What do we not know?
One main area of debate surrounds whether an “Australia style” deal would be a good or a bad thing for the UK. Last week, Boris Johnson warned his Cabinet to “get on and make preparations” for a departure on terms like Australia, which does not have a trade deal with the EU. But former Australian PM Malcolm Turnbull has warned Johnson to “be careful what you wish for,” and some have pointed out that Australia is currently trying to negotiate a trade deal with the EU.

Word Watch

Big Ben
A nickname for the clock tower at the UK’s Houses of Parliament. The bell is currently undergoing restoration, so a recording was used to mark the departure.
World Trade Organisation. Under WTO rules, the UK government could not set different tariffs for different countries unless they had a formal trade agreement.
A form of tax on imports. Each product will have a different tariff - for some EU dairy products, such as French cheese, tariffs in the UK will be more than 30%.
Many banks which operate in the UK have set up offices in EU countries so they can keep providing services for EU customers while abiding by WTO rules.
French fishermen
At the moment, French fishing boats catch 30% of their fish in UK waters.

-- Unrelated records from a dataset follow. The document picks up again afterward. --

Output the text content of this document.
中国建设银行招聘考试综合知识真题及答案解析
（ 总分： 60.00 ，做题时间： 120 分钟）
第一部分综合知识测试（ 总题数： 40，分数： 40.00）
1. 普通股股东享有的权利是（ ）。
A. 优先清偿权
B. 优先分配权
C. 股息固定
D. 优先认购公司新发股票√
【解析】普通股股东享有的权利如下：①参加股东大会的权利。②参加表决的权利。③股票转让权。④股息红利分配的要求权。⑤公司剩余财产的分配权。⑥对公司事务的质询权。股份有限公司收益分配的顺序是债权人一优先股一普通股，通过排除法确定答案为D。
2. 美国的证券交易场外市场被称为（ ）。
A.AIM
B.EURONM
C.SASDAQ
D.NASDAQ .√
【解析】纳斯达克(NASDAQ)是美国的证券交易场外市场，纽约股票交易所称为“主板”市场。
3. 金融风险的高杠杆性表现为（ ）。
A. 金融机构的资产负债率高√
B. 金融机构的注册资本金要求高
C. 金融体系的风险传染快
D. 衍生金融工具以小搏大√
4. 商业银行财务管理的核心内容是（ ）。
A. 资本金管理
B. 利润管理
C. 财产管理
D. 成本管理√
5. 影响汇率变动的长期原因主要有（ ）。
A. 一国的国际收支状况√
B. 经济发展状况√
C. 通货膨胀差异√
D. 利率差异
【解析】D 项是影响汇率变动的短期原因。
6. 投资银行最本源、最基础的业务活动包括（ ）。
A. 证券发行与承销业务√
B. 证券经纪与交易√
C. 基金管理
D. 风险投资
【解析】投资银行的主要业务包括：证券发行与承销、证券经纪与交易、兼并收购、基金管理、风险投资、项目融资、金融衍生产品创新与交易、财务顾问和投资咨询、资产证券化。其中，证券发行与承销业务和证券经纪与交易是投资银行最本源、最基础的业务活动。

The UK government is hoping to avoid traffic chaos by building a large lorry park in Kent near the port of Dover.
New rules
If the UK becomes “unlisted” under the EU Pet Travel Scheme, all pets will need to be microchipped to enter Europe. Dogs, cats and ferrets will need to be vaccinated against rabies, have a blood sample checked by an approved vet three months in advance and obtain an animal health certificate.
Lights going out
In 2018, 3% of Britain’s electricity and 74% of gas was imported from Europe. Total failure is unlikely, but electricity and gas companies have been asked by the UK government to make contingency plans.